At Roche you can show up as yourself, embraced for the unique qualities you bring. Our culture encourages personal expression, open dialogue, and genuine connections, where you are valued, accepted and respected for who you are, allowing you to thrive both personally and professionally. This is how we aim to prevent, stop and cure diseases and ensure everyone has access to healthcare today and for generations to come. Join Roche, where every voice matters.
Machine Learning Engineer - Scientific Solutions
Generative AI and Machine Learning are foundational capabilities and key enablers for the overall digital transformation at Roche. We are seeking a talented and motivated Machine Learning Engineer Expert who will join us in Roche Informatics for a journey to drive transformation with digital, data and AI. This candidate will support scientific solutions design and development. Who needs to have a solid background in machine learning, data processing, and software engineering, with experience in handling high-performance systems and optimizing AI capabilities for Roche business needs.
Responsibilities
You will work on various aspects of GenAI, Machine learning engineering, AI Architecture including but not limited to:
Develop and implement robust Machine Learning and Artificial Intelligence solution architectures, translating prototype designs into detailed engineering specifications and ensuring execution.
Developing, customizing, and deploying MLOps services like Vertex AI, SageMaker, Kubeflow
Prototyping and developing cloud-native architecture solutions for application needs, particularly with AWS
Providing infrastructure-as-code utilizing Terraform and AWS Cloud Formation
Perform automation, testing, performance tuning, and tools development.
Provisioning and maintaining cloud infrastructure that will support training machine learning model
Models operations for accuracy, efficiency, and scalability, ensuring they meet performance requirements.
Maintain clear and comprehensive documentation of models, experiments, and processes.
Stay updated with the latest trends in AI and machine learning to influence solution improvement and innovations
Desirable at least 5 years of administering Linux HPC environments. Master’s degree or above in High-Performance Computing, Computer Science, Machine Learning, or a related field, skilling in below categories:
Deep understanding of common AI frameworks: Pytorch, TensorFlow, Jax, etc
Deep understanding of common LLM influence frameworks: vLLM, Tensor RT, ollama, MLC, etc.
Deep understanding of new AI use case components: Embedding, RAG, MCP, etc.
Demonstrated experience handling and processing biomedical data, including but not limited to clinical trial data, genomic sequences, proteomic data, or high-dimensional imaging datasets
Configure and integrate various MLOps application components such as model lifecycle management, model serving, hyperparameter tuning, object storage, load balancers, authentication, etc. (e.g. Kubeflow, mlflow, knative, katib, minio, istio, dex, oidc authservice)
Understanding of the ML workflow, and how ML pipelines automate the workflow (data preprocessing, model training, model evaluation, hyperparameter tuning, model serving, model registries, etc.)
Build and test ML pipelines
Develop custom container images optimized for ML experimentation
Develop and deploy customized Kubernetes clusters for MLOps services like Kubeflow
Good understanding of database technologies
Expertise in data science IDEs like Rstudio or Jupyter notebook
Extensive experience with Kubernetes and Docker
Industry experience with Amazon Web Services (AWS) services, including IAM, VPC, API Gateway, NLB, ALB, EC2, ECS, EKS, Lambda, S3, RDS, DynamoDB, and SQS
Strong knowledge of Linux systems
Proficiency in Python and Bash scripting
Experience implementing CI/CD/CT pipelines and deployment automation using CICD tools and Infrastructure-as-Code (IaC)
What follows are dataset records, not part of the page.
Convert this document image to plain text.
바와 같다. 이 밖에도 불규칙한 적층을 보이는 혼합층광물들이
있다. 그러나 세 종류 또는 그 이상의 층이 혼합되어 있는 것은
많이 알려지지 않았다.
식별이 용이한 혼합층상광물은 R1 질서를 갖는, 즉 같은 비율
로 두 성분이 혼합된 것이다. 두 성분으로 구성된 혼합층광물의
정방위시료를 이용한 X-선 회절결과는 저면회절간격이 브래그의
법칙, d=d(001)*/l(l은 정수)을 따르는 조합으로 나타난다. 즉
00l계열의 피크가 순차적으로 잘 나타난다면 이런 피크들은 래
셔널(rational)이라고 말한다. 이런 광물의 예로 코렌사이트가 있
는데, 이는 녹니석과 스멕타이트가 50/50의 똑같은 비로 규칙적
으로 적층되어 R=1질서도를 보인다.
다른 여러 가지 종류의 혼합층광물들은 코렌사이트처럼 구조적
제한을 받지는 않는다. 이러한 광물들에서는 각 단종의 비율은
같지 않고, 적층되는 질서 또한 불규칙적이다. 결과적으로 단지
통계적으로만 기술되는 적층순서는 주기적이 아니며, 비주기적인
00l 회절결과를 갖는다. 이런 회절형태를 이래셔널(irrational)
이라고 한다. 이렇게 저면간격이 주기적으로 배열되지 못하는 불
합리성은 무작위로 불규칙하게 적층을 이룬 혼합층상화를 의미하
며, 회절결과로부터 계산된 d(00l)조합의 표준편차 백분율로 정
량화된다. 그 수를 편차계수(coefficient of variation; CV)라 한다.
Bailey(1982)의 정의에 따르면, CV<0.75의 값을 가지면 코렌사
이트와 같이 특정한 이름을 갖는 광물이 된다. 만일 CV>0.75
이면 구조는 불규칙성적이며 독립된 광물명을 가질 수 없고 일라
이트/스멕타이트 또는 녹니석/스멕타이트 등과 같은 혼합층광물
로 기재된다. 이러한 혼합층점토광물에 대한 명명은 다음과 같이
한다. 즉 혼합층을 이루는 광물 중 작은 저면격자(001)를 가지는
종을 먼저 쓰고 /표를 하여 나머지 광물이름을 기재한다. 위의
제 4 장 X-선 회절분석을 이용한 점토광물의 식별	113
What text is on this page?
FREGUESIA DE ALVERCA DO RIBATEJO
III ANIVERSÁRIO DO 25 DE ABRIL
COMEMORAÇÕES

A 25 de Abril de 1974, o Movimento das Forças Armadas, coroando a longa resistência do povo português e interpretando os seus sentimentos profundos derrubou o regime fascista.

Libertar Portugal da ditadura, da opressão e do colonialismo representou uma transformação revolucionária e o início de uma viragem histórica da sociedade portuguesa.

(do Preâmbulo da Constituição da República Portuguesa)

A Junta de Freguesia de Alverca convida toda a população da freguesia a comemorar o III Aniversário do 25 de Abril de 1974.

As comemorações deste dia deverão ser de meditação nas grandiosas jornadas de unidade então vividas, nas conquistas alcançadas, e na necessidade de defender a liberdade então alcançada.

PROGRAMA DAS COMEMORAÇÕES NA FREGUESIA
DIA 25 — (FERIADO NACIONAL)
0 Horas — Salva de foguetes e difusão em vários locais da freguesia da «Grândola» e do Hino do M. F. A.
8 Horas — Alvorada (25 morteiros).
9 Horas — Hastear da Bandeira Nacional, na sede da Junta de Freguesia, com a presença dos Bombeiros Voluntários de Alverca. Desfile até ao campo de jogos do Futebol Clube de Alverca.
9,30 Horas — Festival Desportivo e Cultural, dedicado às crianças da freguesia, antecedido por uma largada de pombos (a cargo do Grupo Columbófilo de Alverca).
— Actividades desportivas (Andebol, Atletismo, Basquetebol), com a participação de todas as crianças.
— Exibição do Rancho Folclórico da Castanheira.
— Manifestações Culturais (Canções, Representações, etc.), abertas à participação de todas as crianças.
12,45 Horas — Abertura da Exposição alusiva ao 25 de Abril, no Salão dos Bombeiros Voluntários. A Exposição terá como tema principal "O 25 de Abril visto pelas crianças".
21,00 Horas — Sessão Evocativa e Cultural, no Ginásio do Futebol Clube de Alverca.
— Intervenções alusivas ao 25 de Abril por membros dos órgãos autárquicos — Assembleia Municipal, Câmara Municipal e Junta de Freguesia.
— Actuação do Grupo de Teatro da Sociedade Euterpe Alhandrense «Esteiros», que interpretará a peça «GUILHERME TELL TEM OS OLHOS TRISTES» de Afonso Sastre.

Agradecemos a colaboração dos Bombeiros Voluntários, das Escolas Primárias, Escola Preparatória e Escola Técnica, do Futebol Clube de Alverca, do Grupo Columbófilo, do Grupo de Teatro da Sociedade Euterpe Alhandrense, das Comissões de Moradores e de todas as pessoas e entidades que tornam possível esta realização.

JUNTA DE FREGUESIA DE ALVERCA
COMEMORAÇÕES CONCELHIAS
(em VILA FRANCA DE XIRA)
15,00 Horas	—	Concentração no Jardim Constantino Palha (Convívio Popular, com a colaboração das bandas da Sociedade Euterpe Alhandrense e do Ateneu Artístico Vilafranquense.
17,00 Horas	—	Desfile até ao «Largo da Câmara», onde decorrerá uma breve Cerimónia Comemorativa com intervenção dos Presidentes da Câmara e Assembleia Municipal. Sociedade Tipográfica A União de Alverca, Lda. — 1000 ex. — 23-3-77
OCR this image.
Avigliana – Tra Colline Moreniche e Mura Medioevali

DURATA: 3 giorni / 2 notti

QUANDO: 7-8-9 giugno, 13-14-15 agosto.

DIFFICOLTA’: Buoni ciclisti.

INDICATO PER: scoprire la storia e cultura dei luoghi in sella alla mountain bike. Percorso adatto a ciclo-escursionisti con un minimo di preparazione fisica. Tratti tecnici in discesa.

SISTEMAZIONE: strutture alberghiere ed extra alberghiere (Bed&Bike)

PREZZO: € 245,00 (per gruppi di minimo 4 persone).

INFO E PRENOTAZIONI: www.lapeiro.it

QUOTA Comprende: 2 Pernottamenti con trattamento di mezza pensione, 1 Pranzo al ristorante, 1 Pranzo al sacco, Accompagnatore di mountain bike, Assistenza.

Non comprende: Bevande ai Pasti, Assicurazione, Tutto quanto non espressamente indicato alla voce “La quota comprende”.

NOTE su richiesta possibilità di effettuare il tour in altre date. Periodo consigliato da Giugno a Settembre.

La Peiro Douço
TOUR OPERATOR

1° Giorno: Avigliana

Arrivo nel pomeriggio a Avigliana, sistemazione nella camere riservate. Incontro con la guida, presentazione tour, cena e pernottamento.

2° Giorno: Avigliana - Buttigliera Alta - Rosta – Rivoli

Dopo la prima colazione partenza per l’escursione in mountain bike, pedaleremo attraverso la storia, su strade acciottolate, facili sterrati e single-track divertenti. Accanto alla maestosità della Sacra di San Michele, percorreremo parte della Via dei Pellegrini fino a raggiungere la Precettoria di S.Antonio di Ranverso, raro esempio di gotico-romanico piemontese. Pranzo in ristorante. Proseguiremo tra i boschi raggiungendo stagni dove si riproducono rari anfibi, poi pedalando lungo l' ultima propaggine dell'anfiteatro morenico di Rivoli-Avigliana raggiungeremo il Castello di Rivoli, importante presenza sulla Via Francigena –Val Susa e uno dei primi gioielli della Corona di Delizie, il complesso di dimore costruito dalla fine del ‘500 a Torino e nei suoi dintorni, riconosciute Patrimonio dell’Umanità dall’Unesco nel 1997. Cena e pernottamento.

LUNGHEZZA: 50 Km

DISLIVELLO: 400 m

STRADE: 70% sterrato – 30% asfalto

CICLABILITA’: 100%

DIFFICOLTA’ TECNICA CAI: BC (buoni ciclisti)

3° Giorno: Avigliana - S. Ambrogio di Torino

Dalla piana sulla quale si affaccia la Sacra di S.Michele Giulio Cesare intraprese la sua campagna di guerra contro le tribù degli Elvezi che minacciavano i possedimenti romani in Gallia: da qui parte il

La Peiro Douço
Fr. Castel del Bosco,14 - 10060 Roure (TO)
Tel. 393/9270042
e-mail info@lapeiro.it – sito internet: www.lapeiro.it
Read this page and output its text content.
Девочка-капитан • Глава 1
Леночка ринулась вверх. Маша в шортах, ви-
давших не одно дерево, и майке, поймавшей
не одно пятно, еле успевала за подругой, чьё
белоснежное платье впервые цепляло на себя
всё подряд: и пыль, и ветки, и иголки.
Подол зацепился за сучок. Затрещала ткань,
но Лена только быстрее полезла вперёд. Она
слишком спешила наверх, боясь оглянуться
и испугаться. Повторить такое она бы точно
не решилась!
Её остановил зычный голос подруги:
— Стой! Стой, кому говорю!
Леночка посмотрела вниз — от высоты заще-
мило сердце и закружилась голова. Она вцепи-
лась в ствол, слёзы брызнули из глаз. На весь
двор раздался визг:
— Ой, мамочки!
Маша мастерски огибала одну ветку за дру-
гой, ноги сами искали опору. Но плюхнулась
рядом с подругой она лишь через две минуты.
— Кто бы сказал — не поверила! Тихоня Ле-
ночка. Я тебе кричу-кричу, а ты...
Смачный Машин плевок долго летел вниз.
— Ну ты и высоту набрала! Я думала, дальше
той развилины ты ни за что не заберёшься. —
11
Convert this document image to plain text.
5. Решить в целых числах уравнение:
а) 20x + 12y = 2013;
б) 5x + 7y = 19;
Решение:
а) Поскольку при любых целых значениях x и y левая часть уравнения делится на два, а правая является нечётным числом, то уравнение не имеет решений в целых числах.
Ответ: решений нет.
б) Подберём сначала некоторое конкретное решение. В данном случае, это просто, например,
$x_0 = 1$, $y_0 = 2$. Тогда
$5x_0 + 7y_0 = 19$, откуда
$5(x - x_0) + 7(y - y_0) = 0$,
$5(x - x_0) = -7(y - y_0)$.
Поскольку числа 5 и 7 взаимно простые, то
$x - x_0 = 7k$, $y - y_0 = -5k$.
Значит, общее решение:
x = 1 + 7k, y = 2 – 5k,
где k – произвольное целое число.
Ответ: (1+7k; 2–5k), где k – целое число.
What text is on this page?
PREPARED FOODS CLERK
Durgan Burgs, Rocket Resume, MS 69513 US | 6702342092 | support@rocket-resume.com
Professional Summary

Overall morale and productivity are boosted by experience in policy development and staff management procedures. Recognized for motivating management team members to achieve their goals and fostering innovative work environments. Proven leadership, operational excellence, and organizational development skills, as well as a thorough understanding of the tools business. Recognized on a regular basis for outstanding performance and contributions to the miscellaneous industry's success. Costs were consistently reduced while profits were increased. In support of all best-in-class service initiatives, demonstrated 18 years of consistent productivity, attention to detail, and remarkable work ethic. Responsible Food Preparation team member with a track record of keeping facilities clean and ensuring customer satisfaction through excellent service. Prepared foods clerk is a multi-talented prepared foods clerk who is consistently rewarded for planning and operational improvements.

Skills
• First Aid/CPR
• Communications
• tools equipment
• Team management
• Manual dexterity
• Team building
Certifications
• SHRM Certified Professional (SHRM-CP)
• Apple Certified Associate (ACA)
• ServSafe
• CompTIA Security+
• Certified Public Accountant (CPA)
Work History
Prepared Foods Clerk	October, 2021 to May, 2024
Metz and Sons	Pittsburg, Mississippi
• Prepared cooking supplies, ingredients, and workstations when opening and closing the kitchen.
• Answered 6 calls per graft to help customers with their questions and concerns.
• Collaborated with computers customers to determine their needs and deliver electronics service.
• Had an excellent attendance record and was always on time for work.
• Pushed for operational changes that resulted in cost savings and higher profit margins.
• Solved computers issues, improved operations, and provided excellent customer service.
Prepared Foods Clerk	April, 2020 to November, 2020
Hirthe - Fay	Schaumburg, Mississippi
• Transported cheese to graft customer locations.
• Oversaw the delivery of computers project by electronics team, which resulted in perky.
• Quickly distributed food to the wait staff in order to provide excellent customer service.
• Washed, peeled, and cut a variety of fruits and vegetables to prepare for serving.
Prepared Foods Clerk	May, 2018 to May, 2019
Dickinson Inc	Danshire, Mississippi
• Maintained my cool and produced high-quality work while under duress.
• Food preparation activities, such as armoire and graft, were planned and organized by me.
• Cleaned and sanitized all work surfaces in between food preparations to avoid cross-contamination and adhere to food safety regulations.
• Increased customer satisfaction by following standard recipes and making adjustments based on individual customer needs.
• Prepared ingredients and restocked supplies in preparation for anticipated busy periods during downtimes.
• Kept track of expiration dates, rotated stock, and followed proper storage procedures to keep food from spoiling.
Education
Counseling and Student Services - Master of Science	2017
Good understanding of networking and related protocols (HTTP, DNS, TLS, TCP)
Understanding of cloud provisioning tools like CloudFormation and Terraform
Expertise with DevOps tools such as Gitlab, Terraform, Ansible, and Chef
Exposure to messaging pub/sub systems (e.g., AWS SNS, SQS, RedisQ)
Excellent problem-solving abilities and attention to detail.
Ability to work collaboratively in a team environment and engage with different workstreams.
A focus on solution delivery, with excellent time management and organization skills
Independent, self-driven person with a high sense of accountability.
Must be able to communicate fluently in English & Mandarin, both in written and verbal.
A healthier future drives us to innovate. Together, more than 100’000 employees across the globe are dedicated to advance science, ensuring everyone has access to healthcare today and for generations to come. Our efforts result in more than 26 million people treated with our medicines and over 30 billion tests conducted using our Diagnostics products. We empower each other to explore new possibilities, foster creativity, and keep our ambitions high, so we can deliver life-changing healthcare solutions that make a global impact.
Let’s build a healthier future, together.
Roche is an Equal Opportunity Employer.